Diogo Costa Amarante is a Berlinale regular. He was a Talent Campus (now Berlinale Talents) participant in 2009, he returned with his short film As Rosas Brancas to the Berlinale Shorts selection in 2014, and came back to win the Golden Bear for Best Short Film with Cidade Pequena in 2016. Diogo was born in Portugal where he graduated in law before making his directing debut with the short documentary Jumate/Jumate, which brought him immediate success with several international festival awards. This year, Diogo is the member of the Short Film Jury. He told us about the social responsibility, surprises, and a big, warm, cozy and lovely bear.

You studied law. What made you change your mind to become a director?

I didn’t change my mind. Circumstances drove me into filmmaking. It was an organic switch. It was never a premeditated decision but something that, the way I perceive it, was supposed to happen. 10 years ago I took vacations from the office to participate in a film contest, after that, year after year, project after project, it naturally became my full time occupation.

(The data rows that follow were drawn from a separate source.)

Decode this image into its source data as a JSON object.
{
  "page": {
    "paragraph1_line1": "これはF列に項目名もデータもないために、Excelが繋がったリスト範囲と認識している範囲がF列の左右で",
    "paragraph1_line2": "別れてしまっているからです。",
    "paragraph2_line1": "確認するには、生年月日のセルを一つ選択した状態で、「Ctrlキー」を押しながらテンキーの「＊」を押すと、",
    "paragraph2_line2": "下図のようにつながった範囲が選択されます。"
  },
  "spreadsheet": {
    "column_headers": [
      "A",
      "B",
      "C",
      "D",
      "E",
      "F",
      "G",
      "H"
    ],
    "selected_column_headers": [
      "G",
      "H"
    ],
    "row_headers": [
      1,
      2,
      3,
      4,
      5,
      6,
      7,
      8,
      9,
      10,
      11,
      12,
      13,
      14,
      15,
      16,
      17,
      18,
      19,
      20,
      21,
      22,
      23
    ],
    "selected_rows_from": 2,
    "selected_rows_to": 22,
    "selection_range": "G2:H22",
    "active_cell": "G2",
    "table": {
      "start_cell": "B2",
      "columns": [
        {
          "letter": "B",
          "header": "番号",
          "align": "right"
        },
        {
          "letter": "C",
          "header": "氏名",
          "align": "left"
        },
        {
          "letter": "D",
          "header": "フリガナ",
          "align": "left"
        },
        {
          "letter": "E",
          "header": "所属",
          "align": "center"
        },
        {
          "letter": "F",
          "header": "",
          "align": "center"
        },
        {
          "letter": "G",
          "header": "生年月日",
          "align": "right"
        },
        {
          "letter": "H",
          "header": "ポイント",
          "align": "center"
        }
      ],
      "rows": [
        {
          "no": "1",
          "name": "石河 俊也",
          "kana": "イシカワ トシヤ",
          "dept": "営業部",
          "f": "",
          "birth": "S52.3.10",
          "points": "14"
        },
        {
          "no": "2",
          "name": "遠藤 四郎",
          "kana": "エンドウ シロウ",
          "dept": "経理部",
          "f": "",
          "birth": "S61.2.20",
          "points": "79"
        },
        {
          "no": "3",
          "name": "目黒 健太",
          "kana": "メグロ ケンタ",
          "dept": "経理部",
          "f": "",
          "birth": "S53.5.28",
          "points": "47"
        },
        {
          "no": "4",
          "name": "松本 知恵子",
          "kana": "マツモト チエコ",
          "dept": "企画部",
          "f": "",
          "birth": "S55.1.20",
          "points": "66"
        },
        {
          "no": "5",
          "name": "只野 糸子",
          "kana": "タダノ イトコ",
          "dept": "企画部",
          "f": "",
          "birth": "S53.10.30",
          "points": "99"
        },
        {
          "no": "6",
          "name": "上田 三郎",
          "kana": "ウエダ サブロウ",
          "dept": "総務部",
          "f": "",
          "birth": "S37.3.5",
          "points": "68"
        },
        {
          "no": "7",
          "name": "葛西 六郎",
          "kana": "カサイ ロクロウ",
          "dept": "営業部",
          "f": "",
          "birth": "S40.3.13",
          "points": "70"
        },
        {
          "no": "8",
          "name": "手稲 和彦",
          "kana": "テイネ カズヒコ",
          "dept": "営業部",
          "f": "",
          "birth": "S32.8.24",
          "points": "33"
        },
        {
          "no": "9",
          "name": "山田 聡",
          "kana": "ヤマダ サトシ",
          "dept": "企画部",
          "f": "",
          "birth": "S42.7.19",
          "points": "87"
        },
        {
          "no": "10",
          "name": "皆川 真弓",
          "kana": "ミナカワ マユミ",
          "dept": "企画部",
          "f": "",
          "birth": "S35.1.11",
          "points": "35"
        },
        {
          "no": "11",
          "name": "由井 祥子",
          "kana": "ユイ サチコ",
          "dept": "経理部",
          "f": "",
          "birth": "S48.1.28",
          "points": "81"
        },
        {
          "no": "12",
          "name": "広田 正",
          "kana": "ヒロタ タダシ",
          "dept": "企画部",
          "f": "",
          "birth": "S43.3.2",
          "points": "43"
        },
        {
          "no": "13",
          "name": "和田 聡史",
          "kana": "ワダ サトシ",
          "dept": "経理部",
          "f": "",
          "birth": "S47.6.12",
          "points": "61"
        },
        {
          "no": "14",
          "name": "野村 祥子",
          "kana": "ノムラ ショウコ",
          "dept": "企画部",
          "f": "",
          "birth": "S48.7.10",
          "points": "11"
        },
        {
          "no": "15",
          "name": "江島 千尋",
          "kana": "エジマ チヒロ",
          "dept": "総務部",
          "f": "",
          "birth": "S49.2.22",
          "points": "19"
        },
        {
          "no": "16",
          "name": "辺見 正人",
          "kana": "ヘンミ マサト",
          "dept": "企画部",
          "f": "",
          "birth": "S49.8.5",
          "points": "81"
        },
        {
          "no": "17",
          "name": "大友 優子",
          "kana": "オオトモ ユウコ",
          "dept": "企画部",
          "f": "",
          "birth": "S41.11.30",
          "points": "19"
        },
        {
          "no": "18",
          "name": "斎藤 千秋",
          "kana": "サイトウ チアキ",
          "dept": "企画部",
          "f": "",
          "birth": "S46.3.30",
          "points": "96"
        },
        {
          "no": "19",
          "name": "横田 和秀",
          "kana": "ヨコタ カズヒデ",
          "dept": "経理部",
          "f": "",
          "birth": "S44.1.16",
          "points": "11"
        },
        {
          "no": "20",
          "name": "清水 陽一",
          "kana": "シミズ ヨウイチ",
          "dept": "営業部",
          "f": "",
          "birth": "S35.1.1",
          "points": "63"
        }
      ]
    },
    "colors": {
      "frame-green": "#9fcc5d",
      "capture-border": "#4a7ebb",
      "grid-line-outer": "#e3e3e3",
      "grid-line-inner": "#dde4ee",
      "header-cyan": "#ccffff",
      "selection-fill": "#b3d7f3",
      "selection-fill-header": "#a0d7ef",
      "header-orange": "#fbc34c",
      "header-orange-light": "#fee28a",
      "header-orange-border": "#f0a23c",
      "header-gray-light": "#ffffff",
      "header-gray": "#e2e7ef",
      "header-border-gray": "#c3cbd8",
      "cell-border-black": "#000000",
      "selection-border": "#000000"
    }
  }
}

You seem to be interested in both documentary and narrative fiction – do you feel there are strong boundaries between the two?

When Godard was asked about the boundaries between documentary and fiction, he said that “If you want to make a documentary you should automatically go to the fiction, and if you want to nourish your fiction you have to come back to reality.”

Diogo Costa Amarante

You are in the process of developing your first feature. How is it a different experience from making short films? Do you plan to return to shorts and documentaries after this?

The biggest difference is the amount of time and work you have to dedicate to the writing. Particularly, the challenge of creating characters from scratch. In almost all my previous films I cast and worked with people I knew before. Because of that, the films, even when totally fiction, in my head, they were closer to a lyrical portrait of them rather than fictional characters moving inside a fabricated story. Even in the feature I’m writing, although it’s obviously a fiction, the plan is to enrich it with documentary elements afterwards. Make the narrative constantly interact with the non staged movement occurring in the public spaces which will infuse the images and situations with life and spontaneity. Consequently I never feel I’m moving from documentary to fiction or vice versa. It’s almost impossible for me to conceive a film where those two elements don’t coexist.

How do you feel about the current state of the short film form?

In my opinion it’s alive and in very good shape. I risk to say it will always be. One of the things that characterizes the short form and makes it so interesting, is its natural openness to adapt and incorporate the genuine vision of its makers without external standards or compromises concerning conventional markets that will always prefer films and forms that play safe. Because they need less to exist, shorts are lighter in weight, and consequently faster in their ability to adapt to and incorporate the present time of the authors, their ideas, questions and even trends and technology. The short format is, by its number and diversity, less reverential to a sort of historical doctrine that teaches how it was made before and should be done in the future. Short films will always be the teenagers of this story. Young, rebellious, provocative, inappropriate, why not disturbing? They don’t ask for permission to exist and invade festivals, markets, museums, our computers, they remind us how important it is, for few moments, to dream we are wild and free.

Do you see issues of gender inequality in short film productions? Is that something you plan to discuss at the Berlinale?

From my experience, from the point of view of the technical crew there is still a tendency for gender preferences connected with specific roles on a production. I guess that happens as a direct consequence of the broader gender stereotypes. Fortunately that is changing. Specially concerning the artistic authorship. I feel gender issues are being definitively overcome.

As Rosas Brancas by Diogo Costa Amarante

As a jury member, what will you look for in the shorts and in the filmmakers?

To be surprised.

If you could choose freely between shorts and features, would you make more shorts or do you feel that it is a form or a phase that a filmmaker leaves behind after a while?

I love shorts so I hope they will never stay behind. I don’t subscribe to that point of view that a short it’s a welcoming card for a feature. They are different formats and pose different questions.

In your docs, you deal with people in financial hardships, homelessness – do you feel that filmmakers have a social responsibility?

We all have social responsibility, filmmakers or not.

You were a talent and a competitor at the Berlinale. What does the Berlinale mean to you?

A celebration of love for film in its numerous expressions. A vision of the world brought to Berlin by its programmers. A faithful audience that comes to all screenings with their heart and mind open, available to receive. A festival that welcomed my work with joy and respect. A place where I meet people I love and care for. To sum up: when I think of Berlinale I think of a big, warm, cozy and lovely bear.